Which would be fine if we were wholly convinced that homework made a huge contribution to pupil attainment, learning and enjoyment of our subject. I’m aware I’m using the first person plural there. Maybe I should stop. Maybe I should say that I am not wholly convinced - at least not in the subject I teach and in the way we have traditionally set and enforced homework. Too often, over the years I have taught, I have found myself writing “See Mary’s* jotter for feedback” because Mary’s answers are repeated verbatim in Sally’s jotter, Kelly’s jotter and Claire’s jotter. Too often I have spent too much of my limited free time chasing up students who have not done the homework and, sometimes, invigilating their detentions while they complete it. Too often that homework marking grind has involved poring over work that has been thrown together on the bus on the morning it has been handed in.

Don’t get me wrong here - I was no more virtuous when I was a school pupil than those I teach today.
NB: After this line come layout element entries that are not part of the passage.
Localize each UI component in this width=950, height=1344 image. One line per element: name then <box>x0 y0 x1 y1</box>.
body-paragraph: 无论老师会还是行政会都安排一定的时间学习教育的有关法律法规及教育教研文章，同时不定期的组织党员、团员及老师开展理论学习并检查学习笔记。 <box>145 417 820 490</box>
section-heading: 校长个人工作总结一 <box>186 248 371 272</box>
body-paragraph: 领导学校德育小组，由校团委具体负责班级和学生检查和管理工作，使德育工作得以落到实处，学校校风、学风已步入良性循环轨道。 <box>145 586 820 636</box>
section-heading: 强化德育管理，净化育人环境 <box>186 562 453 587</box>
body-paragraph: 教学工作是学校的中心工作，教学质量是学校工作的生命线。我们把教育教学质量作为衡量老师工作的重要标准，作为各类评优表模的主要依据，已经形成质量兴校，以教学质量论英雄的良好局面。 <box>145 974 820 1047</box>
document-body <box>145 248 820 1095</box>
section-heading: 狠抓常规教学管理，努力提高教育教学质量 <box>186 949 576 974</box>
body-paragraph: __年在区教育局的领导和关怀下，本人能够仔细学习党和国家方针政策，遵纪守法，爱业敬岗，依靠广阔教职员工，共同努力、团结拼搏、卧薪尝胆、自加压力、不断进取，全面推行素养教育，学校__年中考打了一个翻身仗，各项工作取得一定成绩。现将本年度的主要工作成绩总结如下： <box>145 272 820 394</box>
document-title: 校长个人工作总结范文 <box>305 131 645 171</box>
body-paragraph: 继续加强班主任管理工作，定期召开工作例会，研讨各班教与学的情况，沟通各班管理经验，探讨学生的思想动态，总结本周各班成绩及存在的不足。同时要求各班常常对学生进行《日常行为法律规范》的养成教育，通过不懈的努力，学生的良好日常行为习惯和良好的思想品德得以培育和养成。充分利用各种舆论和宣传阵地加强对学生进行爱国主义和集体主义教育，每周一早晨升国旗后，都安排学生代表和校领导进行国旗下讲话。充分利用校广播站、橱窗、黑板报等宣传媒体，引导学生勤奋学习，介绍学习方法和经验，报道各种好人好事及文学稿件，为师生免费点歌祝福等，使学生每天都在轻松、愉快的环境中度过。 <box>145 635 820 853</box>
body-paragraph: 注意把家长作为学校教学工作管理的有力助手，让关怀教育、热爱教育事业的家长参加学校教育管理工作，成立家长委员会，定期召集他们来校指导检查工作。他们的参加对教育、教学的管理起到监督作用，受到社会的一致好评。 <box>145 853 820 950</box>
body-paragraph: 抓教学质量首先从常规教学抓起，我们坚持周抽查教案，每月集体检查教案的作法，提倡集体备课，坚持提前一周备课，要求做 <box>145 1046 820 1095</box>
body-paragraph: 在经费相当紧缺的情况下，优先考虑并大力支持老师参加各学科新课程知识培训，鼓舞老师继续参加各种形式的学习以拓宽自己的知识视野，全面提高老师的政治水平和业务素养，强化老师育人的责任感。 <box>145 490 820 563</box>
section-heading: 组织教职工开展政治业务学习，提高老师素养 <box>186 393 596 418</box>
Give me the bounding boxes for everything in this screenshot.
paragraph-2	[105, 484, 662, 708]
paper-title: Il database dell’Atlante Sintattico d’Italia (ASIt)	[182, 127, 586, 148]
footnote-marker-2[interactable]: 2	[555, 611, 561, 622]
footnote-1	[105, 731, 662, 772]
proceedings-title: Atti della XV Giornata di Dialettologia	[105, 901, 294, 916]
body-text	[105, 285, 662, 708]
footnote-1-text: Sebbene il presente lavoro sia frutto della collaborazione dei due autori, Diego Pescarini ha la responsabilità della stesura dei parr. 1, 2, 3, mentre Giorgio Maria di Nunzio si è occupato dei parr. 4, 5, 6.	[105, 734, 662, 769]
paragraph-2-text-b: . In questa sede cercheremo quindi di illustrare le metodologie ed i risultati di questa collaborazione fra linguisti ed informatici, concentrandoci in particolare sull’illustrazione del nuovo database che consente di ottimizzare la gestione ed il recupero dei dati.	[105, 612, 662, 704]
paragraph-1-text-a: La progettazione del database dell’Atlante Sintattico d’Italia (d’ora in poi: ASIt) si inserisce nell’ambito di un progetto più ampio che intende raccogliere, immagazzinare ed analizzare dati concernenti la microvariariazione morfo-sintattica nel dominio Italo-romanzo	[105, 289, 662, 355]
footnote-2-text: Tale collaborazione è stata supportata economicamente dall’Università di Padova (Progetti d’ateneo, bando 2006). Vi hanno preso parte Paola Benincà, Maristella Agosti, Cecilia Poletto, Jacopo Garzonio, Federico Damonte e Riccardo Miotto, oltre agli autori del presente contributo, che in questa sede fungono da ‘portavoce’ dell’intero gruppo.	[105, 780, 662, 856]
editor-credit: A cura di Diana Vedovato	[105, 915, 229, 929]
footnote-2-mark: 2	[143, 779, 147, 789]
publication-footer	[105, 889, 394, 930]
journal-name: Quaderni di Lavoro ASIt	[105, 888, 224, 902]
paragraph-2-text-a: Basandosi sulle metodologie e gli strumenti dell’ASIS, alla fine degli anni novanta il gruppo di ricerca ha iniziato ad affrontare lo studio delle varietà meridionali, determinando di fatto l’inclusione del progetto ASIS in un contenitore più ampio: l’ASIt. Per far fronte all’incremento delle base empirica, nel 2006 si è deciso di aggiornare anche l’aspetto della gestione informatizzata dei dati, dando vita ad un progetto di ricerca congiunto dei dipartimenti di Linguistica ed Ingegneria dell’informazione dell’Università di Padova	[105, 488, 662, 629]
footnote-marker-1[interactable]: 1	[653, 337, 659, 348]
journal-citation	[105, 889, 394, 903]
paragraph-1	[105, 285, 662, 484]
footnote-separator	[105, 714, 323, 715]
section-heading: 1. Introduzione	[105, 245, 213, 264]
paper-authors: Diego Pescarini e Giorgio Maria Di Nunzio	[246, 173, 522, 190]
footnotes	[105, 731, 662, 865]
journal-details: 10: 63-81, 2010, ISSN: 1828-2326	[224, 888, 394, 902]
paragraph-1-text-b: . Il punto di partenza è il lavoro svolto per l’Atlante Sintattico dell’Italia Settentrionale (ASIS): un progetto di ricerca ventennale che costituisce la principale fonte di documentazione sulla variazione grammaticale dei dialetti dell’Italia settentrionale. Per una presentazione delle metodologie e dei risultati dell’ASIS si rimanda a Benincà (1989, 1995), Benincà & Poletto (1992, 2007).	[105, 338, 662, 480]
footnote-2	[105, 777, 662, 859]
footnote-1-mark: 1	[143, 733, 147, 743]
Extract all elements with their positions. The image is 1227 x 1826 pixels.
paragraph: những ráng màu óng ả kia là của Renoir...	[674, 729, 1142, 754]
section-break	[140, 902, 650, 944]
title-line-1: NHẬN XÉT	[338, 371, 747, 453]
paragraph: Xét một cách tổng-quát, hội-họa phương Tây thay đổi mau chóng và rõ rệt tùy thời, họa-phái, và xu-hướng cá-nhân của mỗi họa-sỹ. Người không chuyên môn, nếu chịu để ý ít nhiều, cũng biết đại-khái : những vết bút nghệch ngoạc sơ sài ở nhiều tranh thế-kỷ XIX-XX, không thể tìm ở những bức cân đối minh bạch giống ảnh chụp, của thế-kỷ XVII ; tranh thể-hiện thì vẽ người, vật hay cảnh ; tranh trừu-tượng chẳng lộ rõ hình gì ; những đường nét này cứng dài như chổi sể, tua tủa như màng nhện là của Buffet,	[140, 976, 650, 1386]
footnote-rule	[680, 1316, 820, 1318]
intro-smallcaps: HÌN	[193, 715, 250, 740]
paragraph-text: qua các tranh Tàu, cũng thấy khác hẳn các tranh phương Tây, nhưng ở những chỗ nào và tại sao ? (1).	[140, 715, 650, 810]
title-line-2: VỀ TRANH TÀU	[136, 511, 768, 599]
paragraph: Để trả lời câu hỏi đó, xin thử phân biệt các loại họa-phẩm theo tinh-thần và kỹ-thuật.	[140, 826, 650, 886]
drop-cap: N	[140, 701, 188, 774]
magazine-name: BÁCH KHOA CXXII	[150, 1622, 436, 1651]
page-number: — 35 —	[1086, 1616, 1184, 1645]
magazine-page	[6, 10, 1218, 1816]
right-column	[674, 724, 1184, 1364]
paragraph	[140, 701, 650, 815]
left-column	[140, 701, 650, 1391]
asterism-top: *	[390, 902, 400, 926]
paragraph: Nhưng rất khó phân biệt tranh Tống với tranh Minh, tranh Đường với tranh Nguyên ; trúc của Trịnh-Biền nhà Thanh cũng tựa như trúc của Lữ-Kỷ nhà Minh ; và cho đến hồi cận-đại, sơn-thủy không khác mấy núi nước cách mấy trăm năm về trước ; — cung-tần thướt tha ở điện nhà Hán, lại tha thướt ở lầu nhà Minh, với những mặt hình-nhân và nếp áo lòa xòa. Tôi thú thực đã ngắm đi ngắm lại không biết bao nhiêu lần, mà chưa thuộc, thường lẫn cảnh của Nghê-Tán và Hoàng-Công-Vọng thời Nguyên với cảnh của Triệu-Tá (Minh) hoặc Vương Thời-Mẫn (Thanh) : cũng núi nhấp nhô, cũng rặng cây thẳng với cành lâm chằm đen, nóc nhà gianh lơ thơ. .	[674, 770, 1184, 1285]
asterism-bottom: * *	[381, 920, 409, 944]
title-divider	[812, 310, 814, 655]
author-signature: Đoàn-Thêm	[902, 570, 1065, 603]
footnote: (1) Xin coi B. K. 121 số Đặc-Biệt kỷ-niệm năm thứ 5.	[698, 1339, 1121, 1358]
I frequently handed in homework late and sometimes not at all but - and here’s the big difference - I was never punished for it. Or, at least, I don’t recall being punished. I was simply reminded that in failing to hand in my homework I was damaging my own prospects. I didn’t go to a trendy 1970’s “Hey, man, you do what you want to do” hippy-type school. I went to a direct-grant private school having passed the old Eleven-Plus (the “Qually” in Scotland - ask an old person.)

So here’s my thesis: no school pupil wants to do homework, any more than we really want to mark it. The result is that they will either leave it to the last minute to do it, so it will not be representative of their best considered work, or they will not hand it in on time and scribble something down in any grace period we give them which will be even less representative of their best considered work. So how about we make it ‘voluntary’? I’ve put that word in inverted commas because there is another group of people we have to take on board here - the parents. If we set work that should be done at home then we have to more closely involve those who exercise authority at home.

How about we portray homework, not as something that ‘has’ to be done with threats of sanctions if it is not done, but as a gift - an opportunity for our students to do ‘extra’ work beyond what they do in the classroom that we will mark and give them feedback on? How about we portray homework, not as a burden they carry from our classrooms to their bedrooms, but as our offer to engage with them in their learning in a way that they can reject if they wish? What if we don’t chase down students who don’t hand in homework and take on our shoulders responsibility for encouraging them to get it done, but hand that responsibility to their parents?

Some would regard what I have written as ‘radical’ but here’s the thing: my two Chemistry teaching colleagues run after-school study sessions once a week. I have an open invitation to all my students to come and see me at any break time or any lunchtime or, by arrangement, after school. I also, usually, give all my classes a week to complete their homework. What if I could persuade my students that I actually don’t care if they hand their homework in on time. I don’t care whether they do it or not. I’m not going to keep them in detention or whatever if they don’t answer all the questions on their homework sheet.

I care that they seize the opportunities they have to learn and that they come to me with all the problems they are having with the questions they haven’t answered. I care that they engage with their own learning by taking up the opportunities that my colleagues and I offer.